Sword of the Stranger is Bones’ first attempt at an original movie (as in not based on an already existing series). Masahiro Ando, who had no prior experience with directing an entire anime and instead seems to specialize in animation and character-designs, was given the director’s seat and the screenplay was done by the director of the third Patlabor Movie. That’s not really the best cast you’d expect from Bones’ repertoire, but still, Sword of the Stranger is a worthy movie.
Don’t expect too much from the story, though. It features an uberpowerful ex-samurai with a sad past who got tired of killing who meets up with a young boy with an equally sad past. The main villain is another uberpowerful guy who’s looking for a challenge that only this ex-samurai can give him. Yawn, yawn, nothing we haven’t seen before. The reasons why you want to watch this movie is because of the animation, the cultural reference, and most importantly the bond that develops between said ex-samurai and boy.
Most of the time in this movie is not actually spent on the fights, but on showing how these two, with totally different personalities come to understand each other amidst their arguing. The two of them are dynamic and a joy to watch throughout the movie. The plot basically only serves to get and keep the two of them together, and even though it’s nothing special, it knows how to not get in the way of the development of these two for a large part of the movie.
I think that the big problem with this movie is that it would have made a great family-movie if it wasn’t for the huge amounts of gore in it. Gore can be a tricky thing. It’s great to intensify your scenes (Shigurui, anyone?), but at the same time you do alienate those who can’t stand it. I can really imagine that kids would have loved the innocent moments of this series, if it weren’t for the umpth guy who got an arrow blown through his entire face, with all the graphic details of a movie-budget.

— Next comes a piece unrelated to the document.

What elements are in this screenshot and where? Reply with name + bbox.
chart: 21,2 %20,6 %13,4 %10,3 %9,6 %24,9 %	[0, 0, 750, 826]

Still, if you don’t mind the gore, I can’t really think of a reason not to watch this movie. It’s the genuine moments that really were the most enjoyable, plus some pretty impressive sword-fights. Bones could have done a lot worse (just take a look at Gonzo’s first attempt at a movie). The music is also really solid. You wouldn’t guess that it comes from the same composer who did Eureka7 and Heroic Age, and yet it complements the movie perfectly.